Learn Japanese Without Caring what Other People Think — 8 Comments

  1. I . . . didn’t get any of that, actually. I started studying Japanese a little bit here and there for fun during college when the common interest in my group of friends was anime. Then after graduating I moved to Japan for six years. Obviously, no one in Japan is going to say “studying Japanese is a waste of time,” and since moving back Japanese has continued to be central to my career.

    However, I did have a college roommate who mentioned that her parents were a bit discouraging of the idea of studying Japanese because they considered Japanese to be a language that hardly anyone spoke except a few people on a tiny island on the other side of the world, so they thought she wouldn’t ever have an opportunity to use it.

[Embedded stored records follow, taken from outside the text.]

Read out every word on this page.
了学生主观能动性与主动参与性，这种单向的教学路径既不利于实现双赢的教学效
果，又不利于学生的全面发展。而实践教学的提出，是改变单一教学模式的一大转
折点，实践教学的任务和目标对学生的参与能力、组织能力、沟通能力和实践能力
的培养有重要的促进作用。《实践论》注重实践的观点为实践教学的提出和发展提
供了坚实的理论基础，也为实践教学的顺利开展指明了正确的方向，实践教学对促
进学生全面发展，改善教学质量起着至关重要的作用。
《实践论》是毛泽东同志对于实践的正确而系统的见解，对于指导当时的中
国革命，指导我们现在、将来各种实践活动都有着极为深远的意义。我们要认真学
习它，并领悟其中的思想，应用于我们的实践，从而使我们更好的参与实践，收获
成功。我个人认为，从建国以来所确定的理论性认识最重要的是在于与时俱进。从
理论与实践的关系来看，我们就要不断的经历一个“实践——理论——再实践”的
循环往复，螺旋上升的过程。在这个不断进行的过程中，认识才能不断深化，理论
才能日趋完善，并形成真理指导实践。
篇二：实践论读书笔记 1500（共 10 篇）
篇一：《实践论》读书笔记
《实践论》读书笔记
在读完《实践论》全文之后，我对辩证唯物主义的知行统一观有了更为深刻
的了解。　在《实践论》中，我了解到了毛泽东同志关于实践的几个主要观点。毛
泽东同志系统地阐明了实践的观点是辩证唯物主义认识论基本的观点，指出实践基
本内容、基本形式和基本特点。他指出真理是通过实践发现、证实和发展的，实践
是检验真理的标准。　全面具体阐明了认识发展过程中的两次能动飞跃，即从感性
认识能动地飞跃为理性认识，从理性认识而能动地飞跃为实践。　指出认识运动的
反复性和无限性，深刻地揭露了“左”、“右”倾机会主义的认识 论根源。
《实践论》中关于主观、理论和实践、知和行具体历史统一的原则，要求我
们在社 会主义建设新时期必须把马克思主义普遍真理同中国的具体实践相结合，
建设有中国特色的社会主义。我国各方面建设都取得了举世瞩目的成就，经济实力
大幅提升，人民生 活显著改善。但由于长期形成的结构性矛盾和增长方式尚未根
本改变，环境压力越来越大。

    It seems there are still people who have that same misconception, so these are some things that can be said in reply:

    -Depending on what numbers you are looking at, it is the language with around the 9th to 12th most native speakers in the world. (A lot of people don’t realize that it is this high.)
    -It has the third largest GDP in the world. (Unless you count the EU all as one entity, in which case the 4th largest.)
    -Japan has a large number of expatriates living in places like Brazil and the US.
    -Demand compared to supply is much higher for Japanese-English bilingual speakers than for, say, Spanish-English, French-English, or Hindi-English, because while those other language pairs have a large number (large supply) of fluently bilingual speakers, there are a lot less people who are fluently bilingual in Japanese and English.

    Specifically for people in the States:
    -Japan is one of the United States’ biggest economic partners and there are tons of opportunities to use Japanese in one’s career. For example, in my state alone, which is not one that people usually first think of as having a Japanese population, there are over 200 companies that are members of the state’s Japan-America society.

    Although these are all sensible/practical reasons that hopefully have some persuasive power for people who need or want to convince someone that Japanese isn’t useless, I completely agree that as long as it’s not something harmful, it is totally fine to want to study Japanese for the sake of a hobby, like video games for example. Plenty of people started out studying Japanese that way and became fluent because they were doing something they loved.

    • Thanks for sharing these replies. I’m sure they will help someone who needs to convince a stubborn person close to them.

  2. I haven’t gotten that with Japanese yet, but I once betrayed my interest when in high school that I wanted to learn Hungarian because I had family who came from there. One of the people who I told asked, “Why would you want to learn that language? Only 5 million people speak it and only in Hungary. It won’t help you get a job or anything.”

    I was like (to myself), “What?! Since when did wanting a job have anything to do with wanting to get closer to your cultural heritage?”


    • Yeah. People that only consider the monetary value of a language don’t really understand what foreign languages are actually about.

  3. Haven’t been told this kind of things actually. It seems kinda common where I am to learn a foreign language with some (usually low) level of commitment, usually German or Spanish. But when I hear someone saying he’s studying Japanese I do feel like asking “Are you sure that’s a good idea?”, but I have the sense not to actually do it.

    Before learning Japanese I learned Arabic. It took me 5 months of actual learning plus a year or so of immersion to be able to read native material with a negligible number of dictionary look-ups. Most of the people I started learning with never made it this far, and the ones who did took a year or two more to make it. At this point I felt like some sort of language learning genius, because Arabic is considered the same tier of difficulty as Japanese, that is, the highest (along with Chinese and Korean). So I decided to go for Japanese next. Now I’m two years into a pretty intense Japanese learning regime, and what can I say. It’s nothing like the previous language quest. I’m not anywhere near the level I expected to be, despite putting more time and effort into it and having the experience advantage, that is knowing what works and doesn’t work for me and all the many methods and tricks to master a language.

    My point is, I can’t help but pity the fool who tries to master Japanese because Japanese is an order of magnitude harder than other languages, so your ambition should be an order of magnitude stronger or you will be overwhelmed.

  4. I just recently was told that learning Japanese seems a bit like I’m out of it. Fleeing into surreal made-up other worlds or something and secluding myself.

    Honestly I didn’t have a good retort, but I feel like it’s a bit ironic they basically said I’m narrowing down my world when really it’s more like I’m expanding into other cultures and broadening my view and the variety of people I can talk to. *shrug*

    I guess my advice is just: Don’t let other people downtalk you. If it’s what you want to do, be strong and do it!

    • The strangest thing is if you tell someone you are learning French, Spanish, or Italian you get praise. What a great thing to do! But Japanese? You sure you’re okay?

      It’s silly misconceptions combined with little knowledge about the powerhouse Japan is both on an economic and cultural scale.